Tower Wagon No.7 – Fargo

The Fargo tower truck is an FL 4 model first registered in May 1948. The tower was used to maintain the overhead wires of the trams and trolley buses and was constructed by the Hobart City Council owned tramways (HMT) in their workshops. The final cost of the truck and tower was 1342 pounds and replaced a Miles Daimler that has been built on one of the chassis of Hobarts first two buses introduced around 1905. Following the closure of the trolley buses in 1968, No.7 was retained by the now government owned Metropolitan Transport Trust (MTT) for building maintenance purposes and initially lent to the Tasmanian Transport Museum for display in between these tasks from 1988. Eventually the truck (and its use) was deemed to be a non core activity of the MTT and it was donated to the museum in October 1998. Interestingly it has carried one colour scheme but 7 different registration plates over its 70 years.

1935 Dodge Fire Engine

This fire engine, which is actually a society owned vehicle, was returned to the museum on 22 May 2022 after being away for many decades.
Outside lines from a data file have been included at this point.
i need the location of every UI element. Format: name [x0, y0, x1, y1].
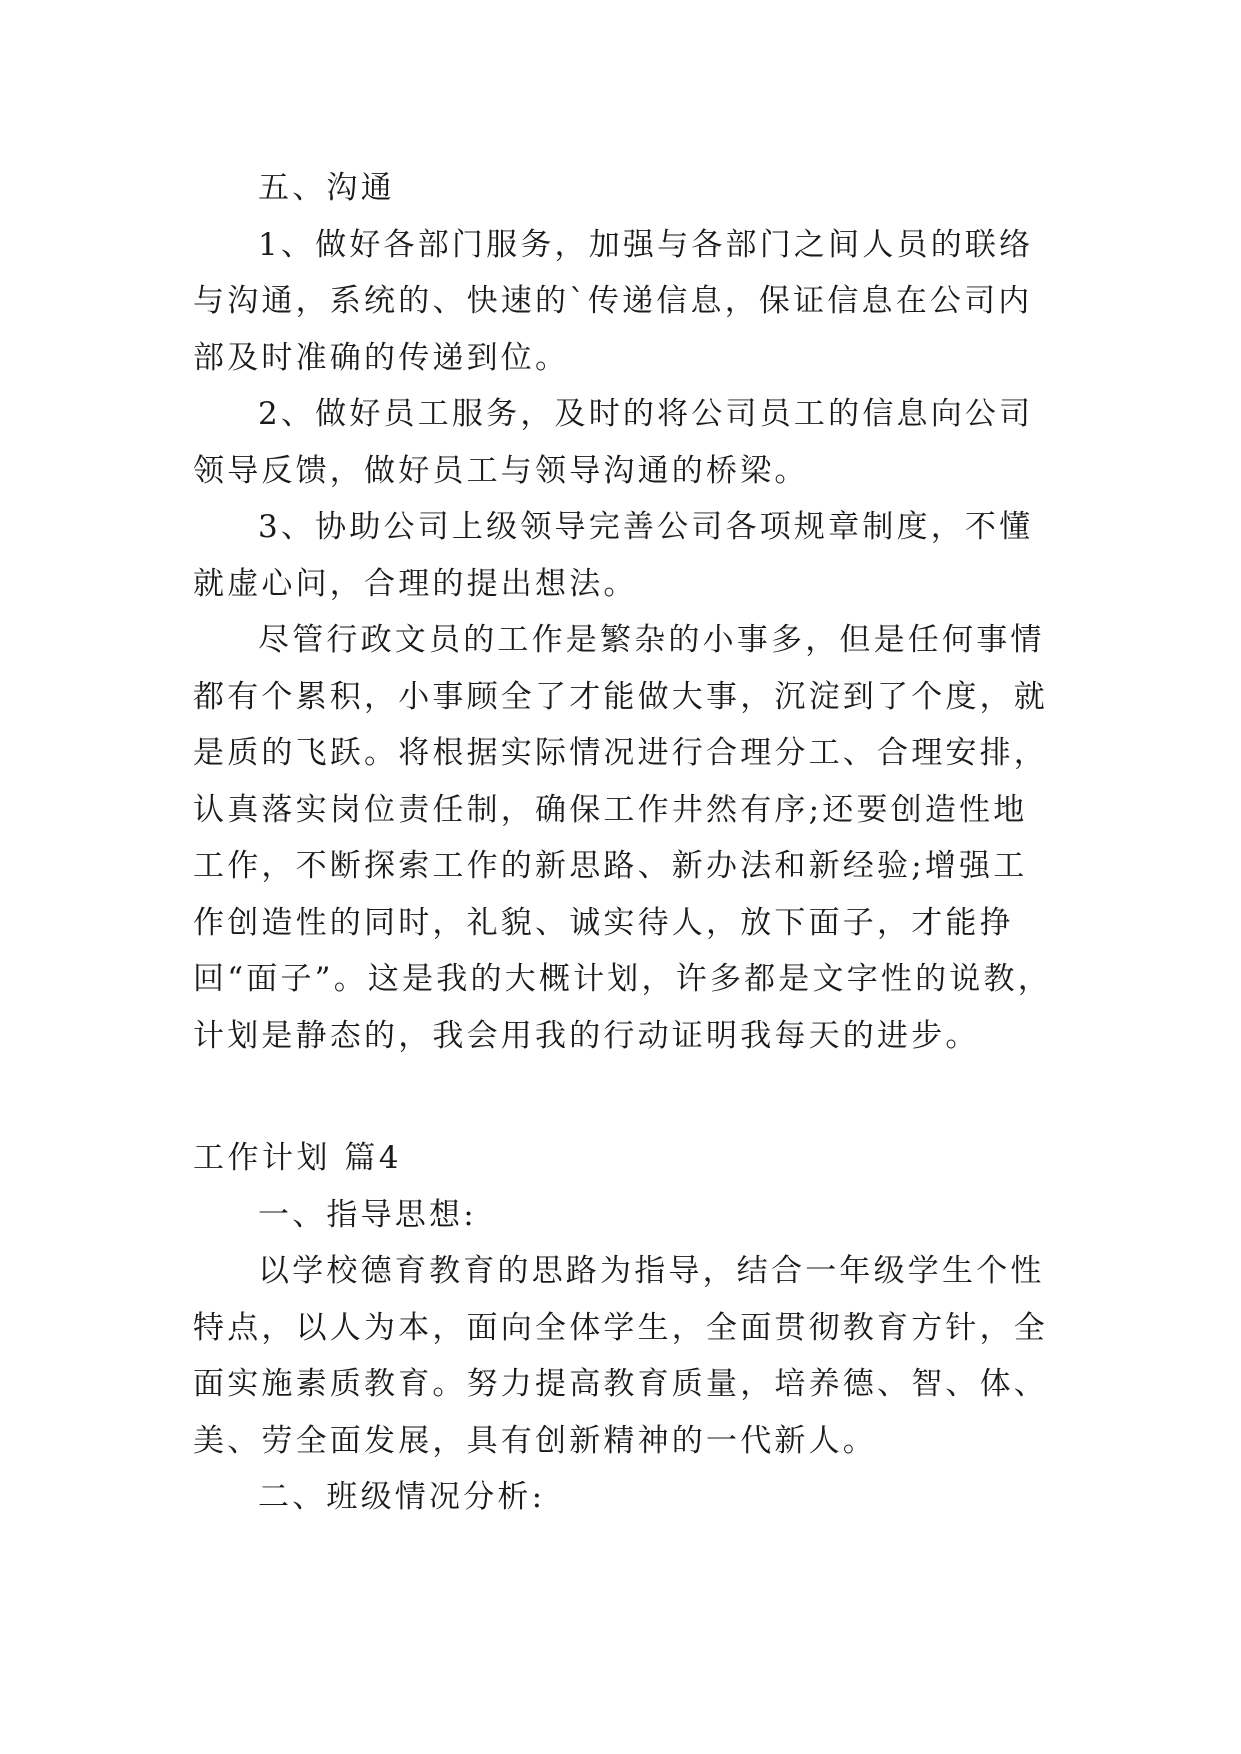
- section-heading-communication: 五、沟通: [258, 170, 395, 206]
- section-spacer: [193, 1064, 1058, 1130]
- document-section-title: 工作计划 篇4: [193, 1140, 403, 1176]
- section-heading-class-analysis: 二、班级情况分析:: [258, 1479, 546, 1515]
- paragraph-guiding-ideology: 以学校德育教育的思路为指导，结合一年级学生个性特点，以人为本，面向全体学生，全面贯彻教育方针，全面实施素质教育。努力提高教育质量，培养德、智、体、美、劳全面发展，具有创新精神的一代新人。: [193, 1253, 1048, 1459]
- section-heading-guiding-ideology: 一、指导思想:: [258, 1196, 477, 1233]
- paragraph-item-2: 2、做好员工服务，及时的将公司员工的信息向公司领导反馈，做好员工与领导沟通的桥梁。: [193, 396, 1034, 489]
- document-body: [193, 160, 1058, 1526]
- paragraph-summary: 尽管行政文员的工作是繁杂的小事多，但是任何事情都有个累积，小事顾全了才能做大事，沉淀到了个度，就是质的飞跃。将根据实际情况进行合理分工、合理安排，认真落实岗位责任制，确保工作井然有序;还要创造性地工作，不断探索工作的新思路、新办法和新经验;增强工作创造性的同时，礼貌、诚实待人，放下面子，才能挣回“面子”。这是我的大概计划，许多都是文字性的说教，计划是静态的，我会用我的行动证明我每天的进步。: [193, 622, 1052, 1054]
- paragraph-item-1: 1、做好各部门服务，加强与各部门之间人员的联络与沟通，系统的、快速的`传递信息，保证信息在公司内部及时准确的传递到位。: [193, 226, 1034, 376]
- paragraph-item-3: 3、协助公司上级领导完善公司各项规章制度，不懂就虚心问，合理的提出想法。: [193, 509, 1034, 602]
This truck is fitted out as an urban pumper/hose carriage and was the second motorised fire appliance to be based at Burnie. The Burnie Fire Brigade was formed in September 1890 and obtained their first motorised truck in mid-1926, which unfortunately was not totally satisfactory. In 1935 it was agreed to consider obtaining a new fire engine and it was decided to obtain a Dodge pumper that was similar to those being introduced in rural Victoria.

The fire engine chassis arrived at Burnie in March 1936 and was forwarded to the local motor body building firm Bird and Hopkins where the body of the truck was constructed. Newspaper reports indicate the Dodge was a good acquisition and it remained part of the active fleet until about 1966 when it was retired and sold to the Cleveland Tin Mine NL, which was in the process of establishing a mine and small village at Luina about 12 kilometres west of Waratah on the west coast.

The fire engine became surplus to the mine’s requirements in 1975 and was advertised as being available for purchase by interested parties. The TTMS noted the ad and considered that a vintage fire engine would be a good addition to the museum collection. A sale price of $100 was agreed to and the Dodge was subsequently driven to Hobart by society members. With limited covered space at the Transport Museum site in the early years, the fire engine has made only a few short appearances before having extended periods of storage offsite, including at the Taroona Fire Station and in a farm shed at Gretna.

Around 1990, the Burnie Fire Brigade requested the loan of the engine for display at Burnie to mark the centenary of the brigade and it returned to the north west where it was restored and made operational. In recent years the Tasmania Fire Service placed the engine in storage away from public display and recently decided to return the engine to the Transport Museum.  The fire engine was taken to the Fire Services Museum sheds at Cambridge where it was checked and returned to running condition prior to being delivered back to the Transport Museum.

Of interest, the Tasmania Fire Services Museum have a similar Dodge fire engine that was Longford’s first fire engine. It entered service there in 1937.